Secondly, and more importantly, depending on human workers is problematic. They get sick, they strike, they complain, they miss work or show up with a hangover and are generally unreliable when it comes to keeping up quality. Machines and robots can break down, but are on average far more dependable and reliable. So switching to machines or industrial robots gives great advantages to producers.
The economics of machine labor are generally predicated on inherently imbalanced economic analyses, which stem from poorly-conceived public policy. Human beings are forced by the state to pay for social responsibility. They pay FICA tax, income tax, sales tax, property tax, gasoline excise, etc. These taxes provide insurance for people who can't/won't save for retirement, take care of their health, or maintain employment. We also have socialized cost structure for infrastructure, monetary system, judicial system, and defense.
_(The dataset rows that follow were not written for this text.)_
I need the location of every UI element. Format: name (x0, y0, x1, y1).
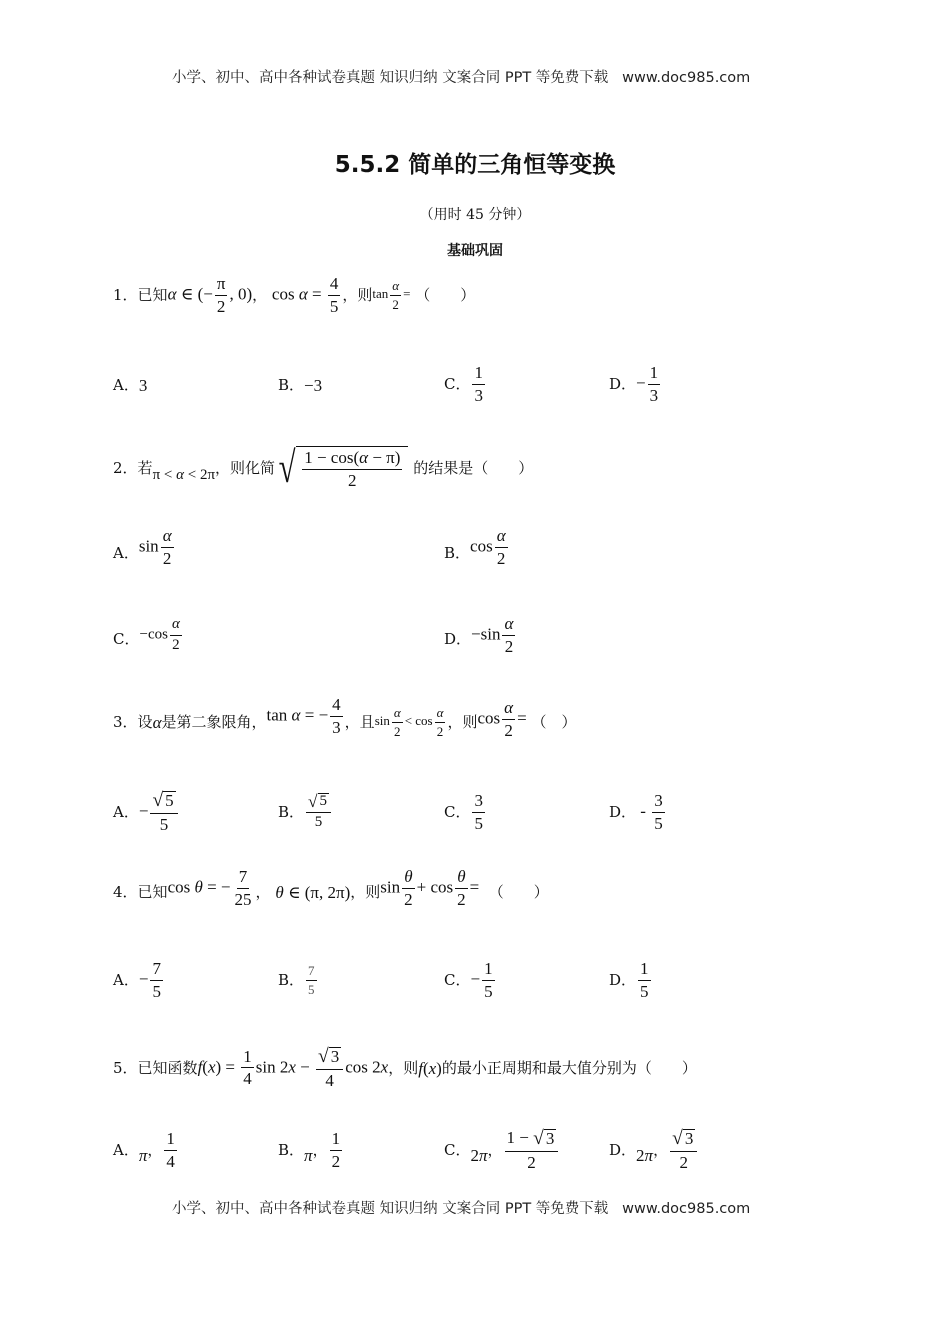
q1-option-b[interactable]: B． −3 (278, 375, 323, 395)
page-title: 5.5.2 简单的三角恒等变换 (334, 152, 616, 178)
q1-option-d[interactable]: D． − $\frac{1}{3}$ (609, 362, 659, 405)
question-1: 1． 已知 α ∈ (− $\frac{\pi}{2}$ , 0) ， cos α = $\frac{4}{5}$ ，则 tan $\frac{\alpha}{2}$ = （ ） (113, 273, 476, 316)
q5-option-a[interactable]: A． π ， $\frac{1}{4}$ (113, 1128, 175, 1171)
page-header (172, 66, 750, 87)
q3-option-d[interactable]: D． - $\frac{3}{5}$ (609, 790, 663, 833)
question-4: 4． 已知 cos θ = − $\frac{7}{25}$ ， θ ∈ (π, 2π) ，则 sin $\frac{\theta}{2}$ + cos $\frac{\theta}{2}$ = （ ） (113, 866, 549, 909)
q3-option-c[interactable]: C． $\frac{3}{5}$ (444, 790, 483, 833)
q5-option-d[interactable]: D． 2π ， √ 3 2 (609, 1122, 699, 1178)
footer-site-link[interactable]: www.doc985.com (622, 1201, 751, 1217)
q2-option-b[interactable]: B． cos $\frac{\alpha}{2}$ (444, 525, 506, 568)
q1-option-a[interactable]: A． 3 (113, 375, 148, 395)
q3-formula-tan: tan α = − $\frac{4}{3}$ (266, 694, 341, 737)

Machines benefit from our infrastructure, monetary system, judicial system, and defense, but they pay no tax. Furthermore, every dollar we waste in the social system, further degrades the plight of lower-middle class laborers.
What you realize is that the master welder lost his job to a robot because the company didn't have to pay direct/indirect taxes or mandates on behalf of the robot. If robot productivity were taxed (not beneficial for anyone) or if the government provided a refundable tax credit to offset onerous regulation costs for the lower-classes, the economics of automation would not skew heavily towards machines.